Andrew Lincoln's release of the series was probably a difficult prospect for The dead who walk and his writers to cope – especially as Lauren Cohan This departure is also worrying for the future of this season. The series is at a crossroads, and the conclusion of Rick's story might have set the tone for a season clearly designed, at least in part, to repair the sins of those who immediately preceded it. Instead, all that this down payment proves is that The dead who walk Basically, it remains concerned with attracting as many viewers as possible, regardless of the means of narration required.
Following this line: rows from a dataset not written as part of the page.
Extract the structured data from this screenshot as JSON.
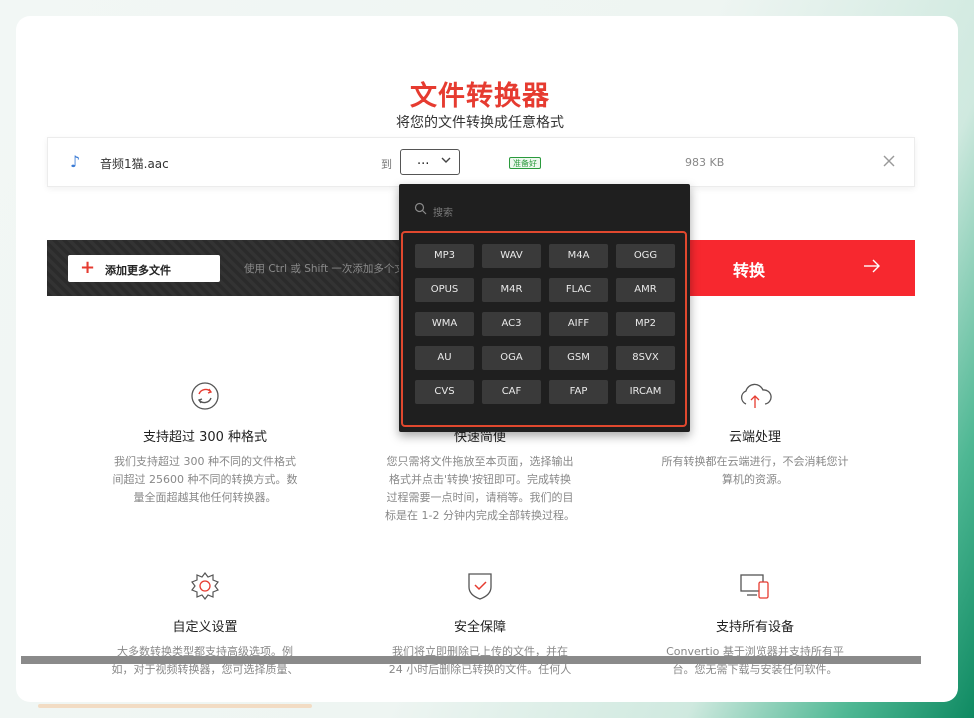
{
  "header": {
    "title": "文件转换器",
    "subtitle": "将您的文件转换成任意格式"
  },
  "file": {
    "name": "音频1猫.aac",
    "to_label": "到",
    "selected_format": "...",
    "status": "准备好",
    "size": "983 KB"
  },
  "actions": {
    "add_files": "添加更多文件",
    "hint": "使用 Ctrl 或 Shift 一次添加多个文件",
    "convert": "转换"
  },
  "dropdown": {
    "search_placeholder": "搜索",
    "formats": [
      "MP3",
      "WAV",
      "M4A",
      "OGG",
      "OPUS",
      "M4R",
      "FLAC",
      "AMR",
      "WMA",
      "AC3",
      "AIFF",
      "MP2",
      "AU",
      "OGA",
      "GSM",
      "8SVX",
      "CVS",
      "CAF",
      "FAP",
      "IRCAM"
    ]
  },
  "features": [
    {
      "icon": "refresh-icon",
      "title": "支持超过 300 种格式",
      "desc_lines": [
        "我们支持超过 300 种不同的文件格式",
        "间超过 25600 种不同的转换方式。数",
        "量全面超越其他任何转换器。"
      ]
    },
    {
      "icon": "speed-icon",
      "title": "快速简便",
      "desc_lines": [
        "您只需将文件拖放至本页面，选择输出",
        "格式并点击'转换'按钮即可。完成转换",
        "过程需要一点时间，请稍等。我们的目",
        "标是在 1-2 分钟内完成全部转换过程。"
      ]
    },
    {
      "icon": "cloud-upload-icon",
      "title": "云端处理",
      "desc_lines": [
        "所有转换都在云端进行，不会消耗您计",
        "算机的资源。"
      ]
    },
    {
      "icon": "gear-icon",
      "title": "自定义设置",
      "desc_lines": [
        "大多数转换类型都支持高级选项。例",
        "如，对于视频转换器，您可选择质量、"
      ]
    },
    {
      "icon": "shield-check-icon",
      "title": "安全保障",
      "desc_lines": [
        "我们将立即删除已上传的文件，并在",
        "24 小时后删除已转换的文件。任何人"
      ]
    },
    {
      "icon": "devices-icon",
      "title": "支持所有设备",
      "desc_lines": [
        "Convertio 基于浏览器并支持所有平",
        "台。您无需下载与安装任何软件。"
      ]
    }
  ]
}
The narrative meaning is secondary to something "shocking" that can provide fans with a new mystery to guess at. ("Will we ever see Rick?" "who Do these people have helicopters? It makes no sense to know that Rick is alive, off-screen, and if even the guy who's been at the center of this show for nine seasons can not come to an emotionally satisfying conclusion, what's the point? purpose of the story that surrounds it?

The hollow at The dead who walkThe heart of the film is obvious for years, but now that Rick is gone, it may be time to admit that everything that this series had about fascinating or significant has already told us about what it means to be human in a collapse of society, these days are long gone. C & # 39; The dead who walkHeart now, and this for a long time. And he is as dead as the decaying corpses that populate him.